ERISA litigation is an area that presents employers and their insurers with a multifaceted web of regulations that cover employees’ health plans and pension benefits. The difficulty is here that the law set out in ERISA may not be clear cut to a layperson. It is because of this that disputes over coverage regarding plan documents and benefits emerge as a regular threat and employers often find themselves in a situation they could have avoided if they had sought out appropriate counsel.
The team at Whyte Hirschboeck Dudek (WHD) has years of experience in ERISA litigation and related areas, which has enabled the group to provide skilled litigation counsel and offer thorough and knowledgeable advice regarding the complex issues within this area of law.
WHD’s solicitors advance the interests of their clients by resolving issues quickly or by embarking upon potential matters before they occur.
The firms’ experience encompasses the gamut within ERISA litigation.

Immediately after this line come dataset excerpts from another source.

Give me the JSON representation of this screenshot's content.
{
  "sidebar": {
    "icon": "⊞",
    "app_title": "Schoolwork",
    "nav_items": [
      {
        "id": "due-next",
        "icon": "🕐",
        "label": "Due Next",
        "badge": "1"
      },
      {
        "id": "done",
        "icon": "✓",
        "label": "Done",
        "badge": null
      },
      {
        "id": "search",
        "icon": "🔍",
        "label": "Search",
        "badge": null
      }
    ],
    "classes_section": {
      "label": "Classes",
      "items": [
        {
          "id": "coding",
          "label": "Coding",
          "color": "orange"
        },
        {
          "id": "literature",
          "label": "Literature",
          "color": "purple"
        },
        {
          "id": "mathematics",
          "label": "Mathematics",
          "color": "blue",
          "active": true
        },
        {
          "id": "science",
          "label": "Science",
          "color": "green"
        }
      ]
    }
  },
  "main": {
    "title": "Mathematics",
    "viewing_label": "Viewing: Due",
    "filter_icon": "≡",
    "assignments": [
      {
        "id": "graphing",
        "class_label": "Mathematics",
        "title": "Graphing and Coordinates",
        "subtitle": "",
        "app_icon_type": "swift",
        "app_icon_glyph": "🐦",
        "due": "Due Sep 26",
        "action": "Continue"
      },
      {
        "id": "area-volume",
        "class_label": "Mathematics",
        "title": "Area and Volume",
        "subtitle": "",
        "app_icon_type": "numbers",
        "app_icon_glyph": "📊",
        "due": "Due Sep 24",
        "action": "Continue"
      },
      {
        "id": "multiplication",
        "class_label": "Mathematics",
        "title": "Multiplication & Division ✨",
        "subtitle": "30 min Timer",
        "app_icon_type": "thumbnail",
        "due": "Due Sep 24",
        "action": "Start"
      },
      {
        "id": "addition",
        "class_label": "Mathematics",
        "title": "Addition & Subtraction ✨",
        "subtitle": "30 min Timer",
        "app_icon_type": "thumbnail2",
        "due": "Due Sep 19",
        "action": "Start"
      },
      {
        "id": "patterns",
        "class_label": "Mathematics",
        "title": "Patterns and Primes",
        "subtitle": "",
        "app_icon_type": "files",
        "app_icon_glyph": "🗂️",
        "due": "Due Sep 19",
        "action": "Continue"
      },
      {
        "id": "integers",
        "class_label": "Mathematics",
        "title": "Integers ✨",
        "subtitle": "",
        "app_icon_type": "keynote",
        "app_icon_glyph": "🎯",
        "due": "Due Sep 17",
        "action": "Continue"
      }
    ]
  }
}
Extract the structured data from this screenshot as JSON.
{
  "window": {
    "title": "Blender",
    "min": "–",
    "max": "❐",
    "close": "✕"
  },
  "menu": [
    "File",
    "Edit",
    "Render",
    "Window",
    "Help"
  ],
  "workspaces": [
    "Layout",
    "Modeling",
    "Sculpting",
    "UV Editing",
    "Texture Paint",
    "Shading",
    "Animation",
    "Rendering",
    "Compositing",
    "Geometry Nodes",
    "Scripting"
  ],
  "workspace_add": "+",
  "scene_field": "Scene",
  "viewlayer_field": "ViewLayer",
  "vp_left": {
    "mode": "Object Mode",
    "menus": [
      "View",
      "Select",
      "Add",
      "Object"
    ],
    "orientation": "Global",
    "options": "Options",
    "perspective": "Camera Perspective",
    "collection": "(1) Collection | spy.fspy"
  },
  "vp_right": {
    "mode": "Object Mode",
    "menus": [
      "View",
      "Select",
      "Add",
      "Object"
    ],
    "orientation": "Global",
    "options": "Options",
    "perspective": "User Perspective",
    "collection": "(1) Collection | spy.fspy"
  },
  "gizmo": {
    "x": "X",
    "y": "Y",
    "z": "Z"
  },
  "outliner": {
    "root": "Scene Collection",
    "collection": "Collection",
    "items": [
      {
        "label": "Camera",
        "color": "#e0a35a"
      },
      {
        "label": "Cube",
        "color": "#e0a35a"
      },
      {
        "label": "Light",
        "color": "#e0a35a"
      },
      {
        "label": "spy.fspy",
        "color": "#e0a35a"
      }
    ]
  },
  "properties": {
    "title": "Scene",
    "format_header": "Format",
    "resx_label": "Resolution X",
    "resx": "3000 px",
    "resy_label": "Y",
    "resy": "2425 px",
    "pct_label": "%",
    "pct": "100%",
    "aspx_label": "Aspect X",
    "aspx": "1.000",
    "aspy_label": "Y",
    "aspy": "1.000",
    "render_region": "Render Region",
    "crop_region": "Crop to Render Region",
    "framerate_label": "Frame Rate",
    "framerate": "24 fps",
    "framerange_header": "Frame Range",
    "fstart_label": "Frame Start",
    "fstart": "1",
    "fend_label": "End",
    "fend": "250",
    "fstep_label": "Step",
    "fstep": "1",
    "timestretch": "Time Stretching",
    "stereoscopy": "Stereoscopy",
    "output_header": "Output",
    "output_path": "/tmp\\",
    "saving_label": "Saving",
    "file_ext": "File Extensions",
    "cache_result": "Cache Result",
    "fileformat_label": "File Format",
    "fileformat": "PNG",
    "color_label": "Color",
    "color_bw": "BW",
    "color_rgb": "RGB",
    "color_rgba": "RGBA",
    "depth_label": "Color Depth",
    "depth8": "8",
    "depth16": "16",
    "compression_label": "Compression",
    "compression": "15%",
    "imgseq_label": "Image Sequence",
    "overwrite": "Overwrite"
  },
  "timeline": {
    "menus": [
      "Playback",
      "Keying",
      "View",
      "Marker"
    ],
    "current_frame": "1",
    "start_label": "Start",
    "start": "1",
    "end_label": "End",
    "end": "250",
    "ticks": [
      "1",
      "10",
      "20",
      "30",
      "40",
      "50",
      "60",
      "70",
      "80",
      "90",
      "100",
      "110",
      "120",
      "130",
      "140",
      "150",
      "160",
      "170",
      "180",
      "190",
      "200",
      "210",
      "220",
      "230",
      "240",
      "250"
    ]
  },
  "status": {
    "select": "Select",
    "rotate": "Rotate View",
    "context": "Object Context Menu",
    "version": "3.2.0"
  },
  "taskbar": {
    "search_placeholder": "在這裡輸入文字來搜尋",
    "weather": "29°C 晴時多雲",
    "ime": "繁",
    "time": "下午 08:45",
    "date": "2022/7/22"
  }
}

The extremely service-oriented law firm houses a significant amount of specialists with expansive experience in ERISA litigation, who have dealt with high-stakes, high-profile issues on behalf of employers, trustees, and administrators in courts nationally. The areas of expertise include litigation relating to 401(k) plan and ESOP class actions, fiduciary duties, health and welfare benefits, and also include retiree benefits. The WHD team also assists with plan document interpretation, contribution and indemnification matters. Services on offer include the following:
The team at Whyte Hirschboeck Dudek is aware that ERISA benefits-related lawsuits can be extremely pricey, but a lingering case that is near-impossible to win can be even more so. The legal team at the firm knows that for an employer, an insurer or a third-party benefits administrator, to comprehend when to fight a case and when to comply will save a lot of time and money.
Clients turn to WHD’s ERISA litigation group for their familiarity and specialist knowledge with the nuances of ERISA-related complexities. The group has the capability of swiftly assessing the likelihood of prevailing in any given court case. Years of experience has helped its team to recognise when to fight and when to mediate. It is also aware of the process and can cut right through to the essence of a lawsuit by promptly identifying whether a case fittingly falls under ERISA or other federal or state laws.